Carter, 52, owns a gardening business and does weather observations for the FAA. He echoes the pro-development themes of Republican gubernatorial candidate Frank Murkowski, a U.S. senator.
Carter favors opening Alaska's National Wildlife Refuge (ANWR). And he agrees with Murkowski that the existing tax regime is adequate to close the state's fiscal gap, estimated at $1 billion when reserves run out in two or three years. The size of the fiscal gap is based largely on the price of oil, which accounts for about 80 percent of state general-purpose spending.
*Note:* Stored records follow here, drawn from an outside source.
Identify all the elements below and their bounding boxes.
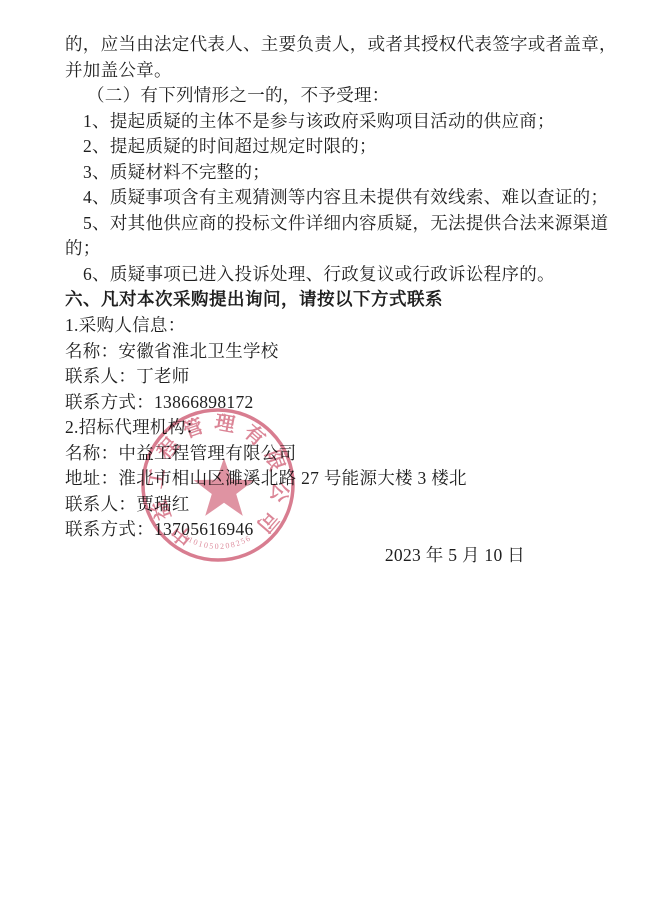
agency-name: 名称：中益工程管理有限公司 <box>65 441 605 467</box>
agency-phone: 联系方式：13705616946 <box>65 517 605 543</box>
document-page: { "page": { "background": "#ffffff", "te… <box>0 0 668 914</box>
document-date: 2023 年 5 月 10 日 <box>65 543 605 569</box>
section-heading: 六、凡对本次采购提出询问，请按以下方式联系 <box>65 287 605 313</box>
doc-line: 1、提起质疑的主体不是参与该政府采购项目活动的供应商； <box>65 109 605 135</box>
doc-line: 3、质疑材料不完整的； <box>65 160 605 186</box>
document-body: 的，应当由法定代表人、主要负责人，或者其授权代表签字或者盖章， 并加盖公章。 （… <box>65 32 605 568</box>
doc-line: 6、质疑事项已进入投诉处理、行政复议或行政诉讼程序的。 <box>65 262 605 288</box>
purchaser-phone: 联系方式：13866898172 <box>65 390 605 416</box>
doc-line: 2、提起质疑的时间超过规定时限的； <box>65 134 605 160</box>
doc-line: 的； <box>65 236 605 262</box>
purchaser-contact: 联系人：丁老师 <box>65 364 605 390</box>
agency-address: 地址：淮北市相山区濉溪北路 27 号能源大楼 3 楼北 <box>65 466 605 492</box>
doc-line: （二）有下列情形之一的，不予受理： <box>65 83 605 109</box>
agency-contact: 联系人：贾瑞红 <box>65 492 605 518</box>
purchaser-info-label: 1.采购人信息： <box>65 313 605 339</box>
doc-line: 并加盖公章。 <box>65 58 605 84</box>
doc-line: 的，应当由法定代表人、主要负责人，或者其授权代表签字或者盖章， <box>65 32 605 58</box>
purchaser-name: 名称：安徽省淮北卫生学校 <box>65 339 605 365</box>
agency-info-label: 2.招标代理机构： <box>65 415 605 441</box>
doc-line: 4、质疑事项含有主观猜测等内容且未提供有效线索、难以查证的； <box>65 185 605 211</box>
doc-line: 5、对其他供应商的投标文件详细内容质疑，无法提供合法来源渠道 <box>65 211 605 237</box>
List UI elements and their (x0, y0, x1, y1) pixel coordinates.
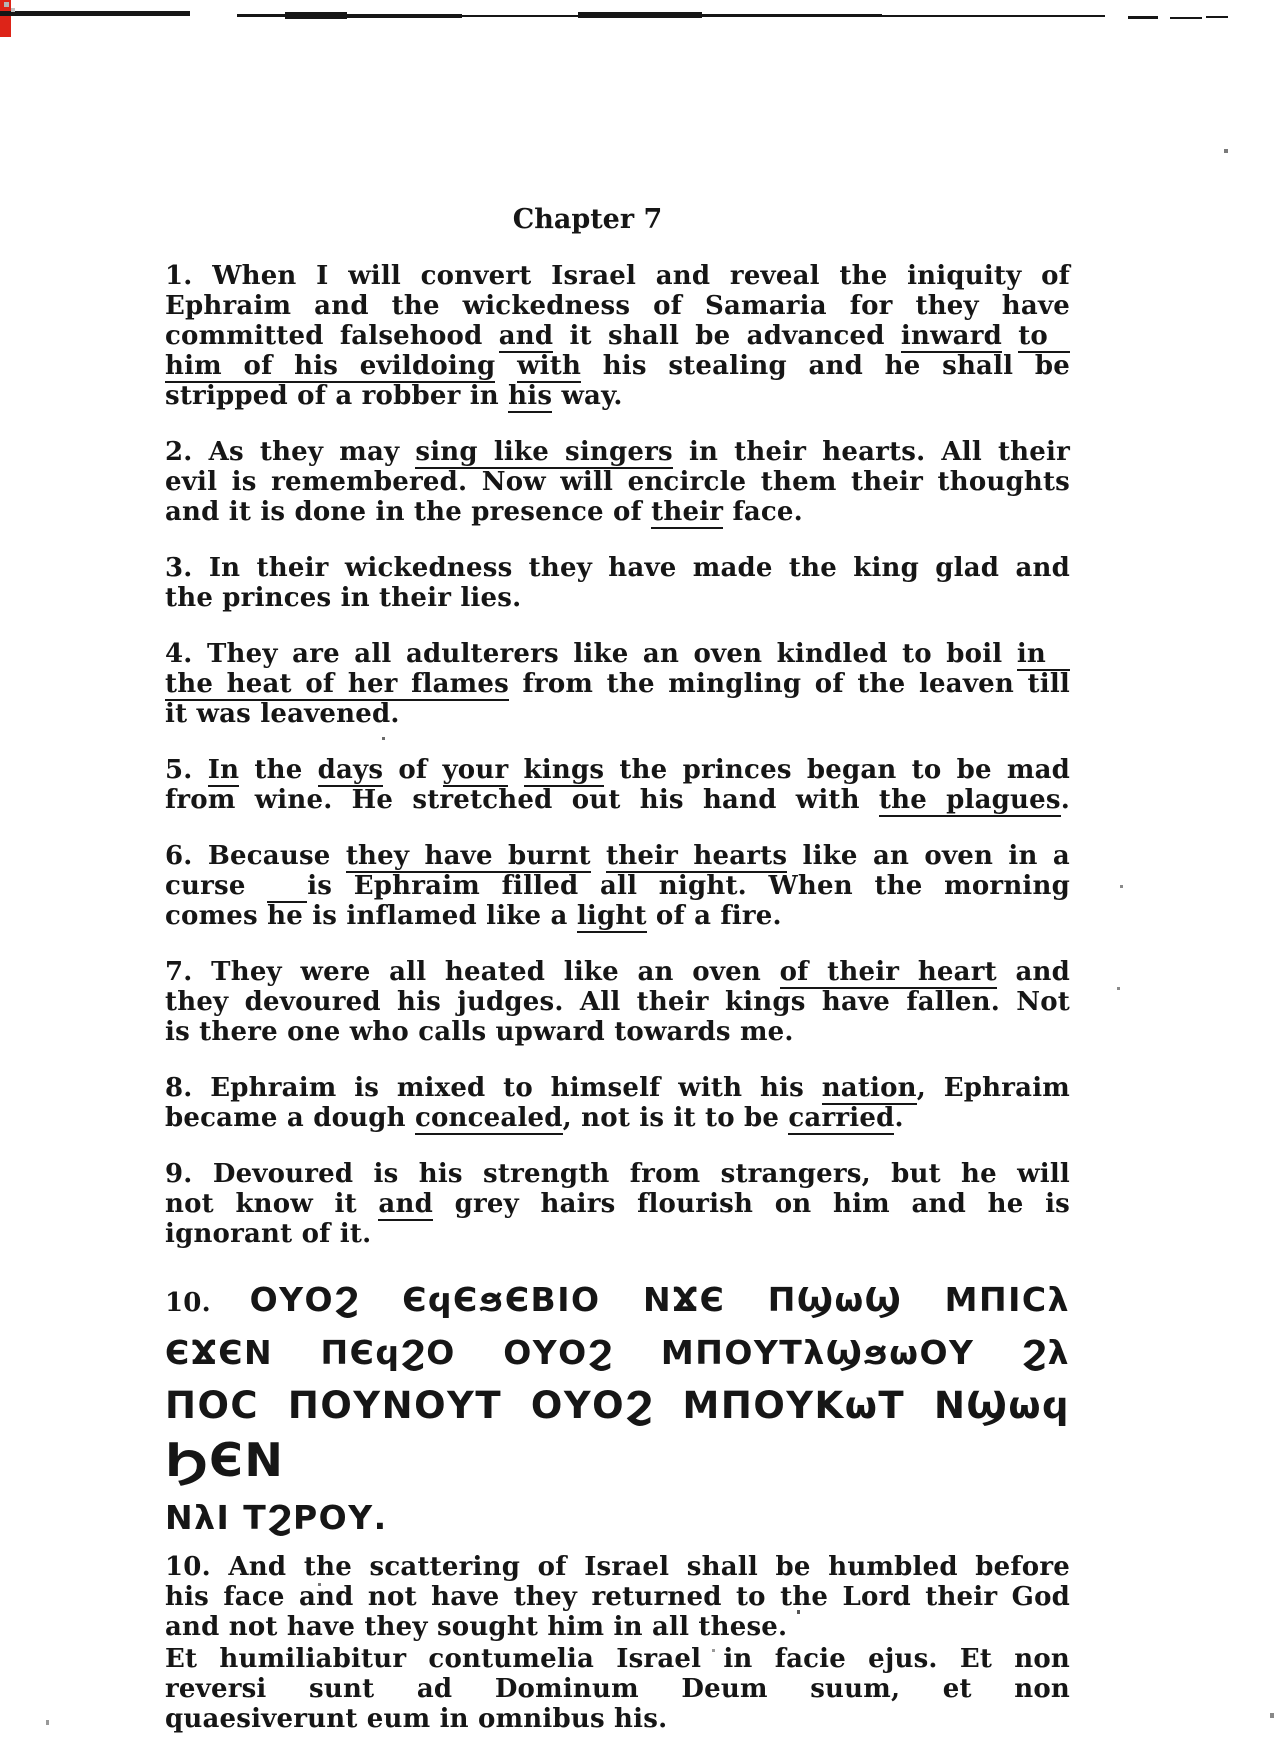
verse-10-translation: 10. And the scattering of Israel shall b… (165, 1552, 1070, 1642)
text-run: it shall be advanced (553, 321, 901, 351)
text-run: Ephraim and the wickedness of Samaria fo… (165, 291, 1070, 321)
verse-4: 4. They are all adulterers like an oven … (165, 639, 1070, 729)
text-line: it was leavened. (165, 699, 1070, 729)
text-run: curse (165, 871, 267, 901)
underlined-text-run: their (651, 497, 723, 529)
top-scan-line-segment (1170, 17, 1202, 19)
underlined-text-run: carried (788, 1103, 894, 1135)
text-line: from wine. He stretched out his hand wit… (165, 785, 1070, 815)
text-run (508, 755, 523, 785)
text-line: 1. When I will convert Israel and reveal… (165, 261, 1070, 291)
text-run: his face and not have they returned to t… (165, 1582, 1070, 1612)
text-run: face. (723, 497, 803, 527)
underlined-text-run: In (208, 755, 239, 787)
text-run: 10. (165, 1288, 250, 1318)
text-line: quaesiverunt eum in omnibus his. (165, 1704, 1070, 1734)
text-run: the (239, 755, 317, 785)
text-line: ΠΟC ΠΟΥΝΟΥΤ ΟΥΟϨ ΜΠΟΥΚωΤ ΝϢωϥ ϦЄΝ (165, 1381, 1070, 1493)
text-run: the princes began to be mad (604, 755, 1070, 785)
underlined-text-run: and (499, 321, 554, 353)
text-line: 10. And the scattering of Israel shall b… (165, 1552, 1070, 1582)
text-run: is there one who calls upward towards me… (165, 1017, 794, 1047)
underlined-text-run: his (508, 381, 552, 413)
text-line: his face and not have they returned to t… (165, 1582, 1070, 1612)
text-run: ignorant of it. (165, 1219, 371, 1249)
text-run: from wine. He stretched out his hand wit… (165, 785, 879, 815)
text-run: ϦЄΝ (165, 1433, 284, 1487)
text-line: 9. Devoured is his strength from strange… (165, 1159, 1070, 1189)
text-run: not know it (165, 1189, 378, 1219)
text-run: 3. In their wickedness they have made th… (165, 553, 1070, 583)
text-line: 4. They are all adulterers like an oven … (165, 639, 1070, 669)
text-run: 9. Devoured is his strength from strange… (165, 1159, 1070, 1189)
text-run: stripped of a robber in (165, 381, 508, 411)
underlined-text-run: your (443, 755, 509, 787)
underlined-text-run (267, 871, 307, 903)
text-run: his stealing and he shall be (581, 351, 1070, 381)
scan-speckle (46, 1720, 49, 1725)
top-scan-line-segment (700, 14, 882, 17)
text-line: comes he is inflamed like a light of a f… (165, 901, 1070, 931)
text-line: ЄϪЄΝ ΠЄϥϨΟ ΟΥΟϨ ΜΠΟΥΤλϢϧωΟΥ Ϩλ (165, 1328, 1070, 1381)
text-line: the princes in their lies. (165, 583, 1070, 613)
text-line: Et humiliabitur contumelia Israel in fac… (165, 1644, 1070, 1674)
text-run: quaesiverunt eum in omnibus his. (165, 1704, 667, 1734)
top-scan-line-segment (462, 15, 578, 17)
underlined-text-run: the heat of her flames (165, 669, 509, 701)
text-run: ΠΟC ΠΟΥΝΟΥΤ ΟΥΟϨ ΜΠΟΥΚωΤ ΝϢωϥ (165, 1384, 1070, 1427)
text-line: 6. Because they have burnt their hearts … (165, 841, 1070, 871)
top-scan-line-segment (880, 15, 1105, 17)
underlined-text-run: light (577, 901, 647, 933)
scan-speckle (1120, 885, 1123, 888)
scanned-book-page: { "page": { "background": "#ffffff", "in… (0, 0, 1275, 1755)
text-line: stripped of a robber in his way. (165, 381, 1070, 411)
text-line: became a dough concealed, not is it to b… (165, 1103, 1070, 1133)
text-run: 7. They were all heated like an oven (165, 957, 780, 987)
text-line: the heat of her flames from the mingling… (165, 669, 1070, 699)
top-scan-line-segment (1128, 16, 1158, 19)
verses-container: 1. When I will convert Israel and reveal… (165, 261, 1070, 1734)
text-run: like an oven in a (787, 841, 1070, 871)
top-scan-line-segment (578, 12, 702, 18)
text-run: the princes in their lies. (165, 583, 521, 613)
underlined-text-run: of their heart (780, 957, 997, 989)
verse-1: 1. When I will convert Israel and reveal… (165, 261, 1070, 411)
text-run: Et humiliabitur contumelia Israel in fac… (165, 1644, 1070, 1674)
text-run: 4. They are all adulterers like an oven … (165, 639, 1017, 669)
text-run: of (383, 755, 442, 785)
text-line: and not have they sought him in all thes… (165, 1612, 1070, 1642)
underlined-text-run: the plagues (879, 785, 1061, 817)
scan-speckle (4, 2, 9, 7)
underlined-text-run: in (1017, 639, 1070, 671)
verse-8: 8. Ephraim is mixed to himself with his … (165, 1073, 1070, 1133)
top-scan-line-segment (237, 14, 289, 17)
top-scan-line-segment (1206, 16, 1228, 18)
verse-7: 7. They were all heated like an oven of … (165, 957, 1070, 1047)
scan-speckle (11, 8, 15, 12)
underlined-text-run: with (517, 351, 581, 383)
text-run: they devoured his judges. All their king… (165, 987, 1070, 1017)
text-line: curse is Ephraim filled all night. When … (165, 871, 1070, 901)
text-run: committed falsehood (165, 321, 499, 351)
text-run: comes he is inflamed like a (165, 901, 577, 931)
underlined-text-run: nation (822, 1073, 917, 1105)
text-run (1002, 321, 1018, 351)
scan-speckle (1224, 149, 1228, 153)
text-run: in their hearts. All their (673, 437, 1070, 467)
underlined-text-run: sing like singers (415, 437, 673, 469)
verse-2: 2. As they may sing like singers in thei… (165, 437, 1070, 527)
text-run: ΟΥΟϨ ЄϥЄϧЄΒΙΟ ΝϪЄ ΠϢωϢ ΜΠΙCλ (250, 1280, 1070, 1319)
underlined-text-run: days (318, 755, 384, 787)
underlined-text-run: their hearts (606, 841, 787, 873)
underlined-text-run: to (1018, 321, 1070, 353)
text-run (591, 841, 606, 871)
text-run: 8. Ephraim is mixed to himself with his (165, 1073, 822, 1103)
top-scan-line-segment (0, 11, 190, 16)
chapter-title: Chapter 7 (165, 205, 1070, 235)
scan-speckle (1270, 1713, 1274, 1718)
underlined-text-run: and (378, 1189, 433, 1221)
text-run: became a dough (165, 1103, 415, 1133)
text-line: committed falsehood and it shall be adva… (165, 321, 1070, 351)
text-run: 6. Because (165, 841, 346, 871)
scan-speckle (1117, 987, 1120, 990)
text-run: and (997, 957, 1070, 987)
text-line: ΝλΙ ΤϨΡΟΥ. (165, 1493, 1070, 1546)
text-run: evil is remembered. Now will encircle th… (165, 467, 1070, 497)
text-run: reversi sunt ad Dominum Deum suum, et no… (165, 1674, 1070, 1704)
text-line: Ephraim and the wickedness of Samaria fo… (165, 291, 1070, 321)
text-line: 3. In their wickedness they have made th… (165, 553, 1070, 583)
text-line: ignorant of it. (165, 1219, 1070, 1249)
text-run: is Ephraim filled all night. When the mo… (307, 871, 1070, 901)
text-line: is there one who calls upward towards me… (165, 1017, 1070, 1047)
text-run: ΝλΙ ΤϨΡΟΥ. (165, 1498, 388, 1537)
text-line: 10. ΟΥΟϨ ЄϥЄϧЄΒΙΟ ΝϪЄ ΠϢωϢ ΜΠΙCλ (165, 1275, 1070, 1328)
text-run: ЄϪЄΝ ΠЄϥϨΟ ΟΥΟϨ ΜΠΟΥΤλϢϧωΟΥ Ϩλ (165, 1333, 1070, 1372)
text-run: 5. (165, 755, 208, 785)
text-run: grey hairs flourish on him and he is (433, 1189, 1070, 1219)
text-line: evil is remembered. Now will encircle th… (165, 467, 1070, 497)
verse-6: 6. Because they have burnt their hearts … (165, 841, 1070, 931)
text-line: him of his evildoing with his stealing a… (165, 351, 1070, 381)
text-line: they devoured his judges. All their king… (165, 987, 1070, 1017)
top-scan-line-segment (347, 14, 462, 18)
underlined-text-run: him of his evildoing (165, 351, 495, 383)
text-line: and it is done in the presence of their … (165, 497, 1070, 527)
verse-10-latin: Et humiliabitur contumelia Israel in fac… (165, 1644, 1070, 1734)
verse-10-coptic: 10. ΟΥΟϨ ЄϥЄϧЄΒΙΟ ΝϪЄ ΠϢωϢ ΜΠΙCλЄϪЄΝ ΠЄϥ… (165, 1275, 1070, 1546)
text-line: 8. Ephraim is mixed to himself with his … (165, 1073, 1070, 1103)
text-run: , Ephraim (917, 1073, 1070, 1103)
page-text-body: Chapter 7 1. When I will convert Israel … (165, 205, 1070, 1734)
verse-3: 3. In their wickedness they have made th… (165, 553, 1070, 613)
text-line: 2. As they may sing like singers in thei… (165, 437, 1070, 467)
text-run: way. (552, 381, 622, 411)
text-run: 2. As they may (165, 437, 415, 467)
text-line: 5. In the days of your kings the princes… (165, 755, 1070, 785)
underlined-text-run: they have burnt (346, 841, 591, 873)
text-run: and not have they sought him in all thes… (165, 1612, 787, 1642)
text-line: not know it and grey hairs flourish on h… (165, 1189, 1070, 1219)
text-run: . (894, 1103, 903, 1133)
text-run: , not is it to be (563, 1103, 789, 1133)
text-line: reversi sunt ad Dominum Deum suum, et no… (165, 1674, 1070, 1704)
top-scan-line-segment (285, 12, 347, 19)
text-run: 10. And the scattering of Israel shall b… (165, 1552, 1070, 1582)
underlined-text-run: inward (901, 321, 1002, 353)
text-run: of a fire. (647, 901, 782, 931)
text-run: and it is done in the presence of (165, 497, 651, 527)
text-run: 1. When I will convert Israel and reveal… (165, 261, 1070, 291)
underlined-text-run: kings (524, 755, 605, 787)
verse-9: 9. Devoured is his strength from strange… (165, 1159, 1070, 1249)
underlined-text-run: concealed (415, 1103, 563, 1135)
text-run: it was leavened. (165, 699, 400, 729)
verse-5: 5. In the days of your kings the princes… (165, 755, 1070, 815)
text-run (495, 351, 517, 381)
text-run: . (1061, 785, 1070, 815)
text-line: 7. They were all heated like an oven of … (165, 957, 1070, 987)
text-run: from the mingling of the leaven till (509, 669, 1070, 699)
"The U.S. is gearing up for war with Iraq," Carter says. "I guarantee you if it does, the price of oil will jump to $40 a barrel." The historical average of the price of Alaska's North Slope oil is less than half of that. Recently, prices have been just under $30.
Alaska is the only state without either a statewide sales tax or an income tax. Lincoln, a member of the Democratic minority caucus in the Senate, has been among a bipartisan group of legislators pushing for new sources of revenue.
Whatever happens in the District C race, Republicans are expected to maintain control of the Legislature. And the urban-rural divide, including alleged disparities in the education aid formula and school construction and maintenance schedule, is likely to continue.
Whether District C itself continues indefinitely might be another matter.
The exodus from rural areas hasn't abated, and ultimately that could result in the nation's largest legislative district growing even larger. One political science professor has speculated that after the next Census in 2010 the U.S. Justice Department will step in and require Alaska to increase the size of the Legislature.